Muito mais que sombras e paisagens, as árvores contribuem para a redução da temperatura nas cidades frequentemente afetadas pelo chamado “efeito ilha de calor”, um fenômeno causado, entre outros fatores, pelo excesso de concreto e asfalto que retêm calor. Além disso, as árvores melhoram a qualidade do ar, pois absorvem gases poluentes, como o dióxido de carbono (CO₂), e liberam oxigênio. Também atuam como filtros naturais, capturando partículas em suspensão, como poeira e fuligem, que podem causar problemas respiratórios.

Para que os benefícios da presença de árvores nas cidades, ou seja, da arborização em espaços urbanos sejam plenamente aproveitados, é necessário que ocorra um planejamento de forma criteriosa, desde a escolha das espécies e o plantio, considerando as mais adequadas para cada ambiente urbano.

Publicação – O Brasil, que abriga uma das maiores biodiversidades do planeta, apresenta desafios no que se refere à arborização urbana. Essa realidade ganha ainda mais destaque na Amazônia, onde a abundância de espécies nativas contrasta com a preferência histórica por plantas exóticas em áreas urbanas. Buscando alternativas a esse cenário, os pesquisadores Rafael P. Salomão e Nélson A. Rosa (in memoriam) apresentam o Guia de Seleção de Árvores Ornamentais: Paisagismo Urbano para a Amazônia, um manual técnico-científico que propõe diretrizes para a escolha e manejo adequado de espécies em espaços urbanos.

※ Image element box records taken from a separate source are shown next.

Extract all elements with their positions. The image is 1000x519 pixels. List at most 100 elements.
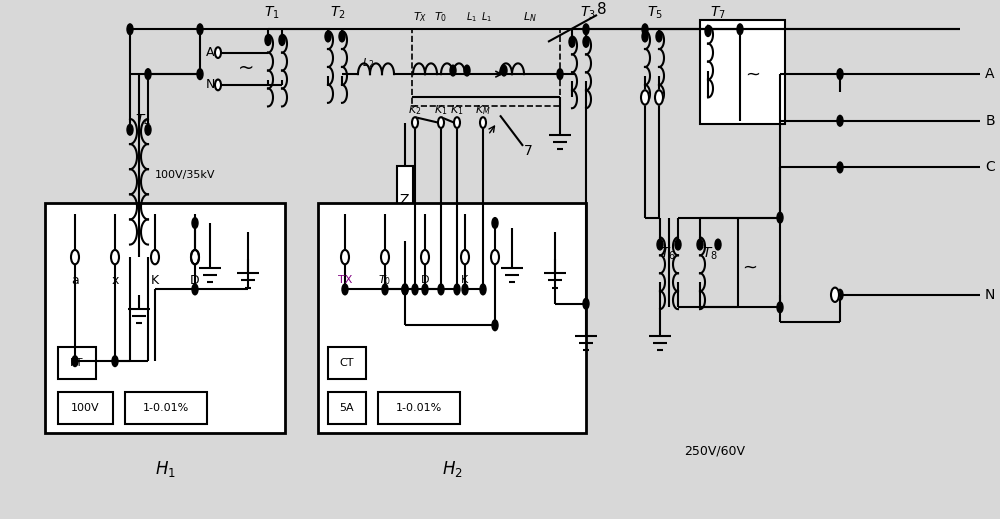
Circle shape [127, 24, 133, 35]
Circle shape [501, 65, 507, 76]
Text: $T_3$: $T_3$ [580, 5, 596, 21]
Text: Z: Z [399, 193, 409, 207]
Text: $T_1$: $T_1$ [264, 5, 280, 21]
Text: A: A [206, 46, 214, 59]
Text: $K_1$: $K_1$ [434, 103, 448, 117]
Circle shape [837, 290, 843, 300]
Circle shape [145, 69, 151, 79]
Text: N: N [985, 288, 995, 302]
Text: C: C [985, 160, 995, 174]
Text: $K_1$: $K_1$ [450, 103, 464, 117]
Circle shape [402, 284, 408, 295]
Circle shape [697, 239, 703, 250]
Circle shape [412, 117, 418, 128]
Text: ~: ~ [238, 59, 254, 78]
Text: $K_2$: $K_2$ [408, 103, 422, 117]
Circle shape [675, 239, 681, 250]
Circle shape [837, 162, 843, 173]
Bar [397, 166, 413, 241]
Text: $L_1$: $L_1$ [466, 10, 478, 24]
Circle shape [705, 26, 711, 36]
Bar [328, 347, 366, 379]
Text: K: K [461, 276, 469, 285]
Text: D: D [190, 274, 200, 287]
Text: $T_5$: $T_5$ [647, 5, 663, 21]
Circle shape [342, 284, 348, 295]
Bar [45, 203, 285, 433]
Circle shape [657, 239, 663, 250]
Text: CT: CT [340, 358, 354, 368]
Circle shape [192, 217, 198, 228]
Text: x: x [111, 274, 119, 287]
Circle shape [642, 24, 648, 35]
Circle shape [215, 47, 221, 58]
Text: $T_X$: $T_X$ [413, 10, 427, 24]
Text: N: N [205, 78, 215, 91]
Text: 100V: 100V [71, 403, 99, 413]
Text: TX: TX [338, 276, 352, 285]
Text: 1-0.01%: 1-0.01% [396, 403, 442, 413]
Circle shape [112, 356, 118, 366]
Circle shape [438, 284, 444, 295]
Bar [125, 392, 207, 424]
Circle shape [339, 31, 345, 42]
Text: $T_0$: $T_0$ [378, 274, 392, 288]
Circle shape [655, 90, 663, 105]
Circle shape [192, 284, 198, 295]
Text: PT: PT [70, 358, 84, 368]
Circle shape [454, 117, 460, 128]
Circle shape [191, 250, 199, 264]
Text: K: K [151, 274, 159, 287]
Text: $L_2$: $L_2$ [362, 57, 374, 70]
Circle shape [197, 69, 203, 79]
Circle shape [461, 250, 469, 264]
Bar [700, 20, 785, 125]
Circle shape [492, 320, 498, 331]
Circle shape [382, 284, 388, 295]
Circle shape [480, 284, 486, 295]
Circle shape [462, 284, 468, 295]
Circle shape [151, 250, 159, 264]
Circle shape [215, 79, 221, 90]
Circle shape [127, 125, 133, 135]
Circle shape [569, 36, 575, 47]
Text: $T_2$: $T_2$ [330, 5, 346, 21]
Circle shape [583, 298, 589, 309]
Circle shape [642, 31, 648, 42]
Text: 8: 8 [597, 2, 607, 17]
Circle shape [491, 250, 499, 264]
Text: $T_6$: $T_6$ [660, 245, 676, 262]
Text: $L_N$: $L_N$ [523, 10, 537, 24]
Circle shape [191, 250, 199, 264]
Circle shape [492, 217, 498, 228]
Text: $H_1$: $H_1$ [155, 459, 175, 479]
Circle shape [641, 90, 649, 105]
Circle shape [72, 356, 78, 366]
Circle shape [737, 24, 743, 35]
Circle shape [111, 250, 119, 264]
Circle shape [831, 288, 839, 302]
Circle shape [265, 35, 271, 46]
Text: 100V/35kV: 100V/35kV [155, 170, 215, 180]
Bar [58, 392, 113, 424]
Circle shape [381, 250, 389, 264]
Circle shape [837, 115, 843, 126]
Text: 1-0.01%: 1-0.01% [143, 403, 189, 413]
Circle shape [341, 250, 349, 264]
Circle shape [279, 35, 285, 46]
Circle shape [412, 284, 418, 295]
Text: $L_1$: $L_1$ [481, 10, 493, 24]
Circle shape [583, 24, 589, 35]
Bar [318, 203, 586, 433]
Circle shape [438, 117, 444, 128]
Text: 7: 7 [524, 144, 532, 158]
Text: D: D [421, 276, 429, 285]
Circle shape [557, 69, 563, 79]
Bar [378, 392, 460, 424]
Text: $T_0$: $T_0$ [434, 10, 448, 24]
Text: 250V/60V: 250V/60V [684, 444, 746, 457]
Text: A: A [985, 67, 995, 81]
Circle shape [450, 65, 456, 76]
Circle shape [480, 117, 486, 128]
Circle shape [402, 284, 408, 295]
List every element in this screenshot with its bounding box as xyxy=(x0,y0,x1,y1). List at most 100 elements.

Disponível no portal do Museu Goeldi, o guia destaca a importância das árvores não apenas como elementos estéticos, mas como agentes que podem impulsionar a qualidade de vida nas cidades. Na Amazônia, onde altas temperaturas e umidade são constantes, a arborização urbana pode ser uma solução eficaz para atenuar o desconforto térmico, melhorar a qualidade do ar e promover o bem-estar das populações. Contudo, como apontado pelos autores, o planejamento adequado e o uso de espécies nativas são fundamentais para alcançar esses objetivos.

O guia apresenta uma matriz de seleção que analisa diversos atributos de espécies arbóreas, com destaque para características como altura da árvore adulta, forma da copa, floração, folhagem e valor cultural ou legal. Esses critérios ajudam gestores públicos, paisagistas e ambientalistas a tomar decisões informadas sobre quais árvores plantar em diferentes espaços urbanos.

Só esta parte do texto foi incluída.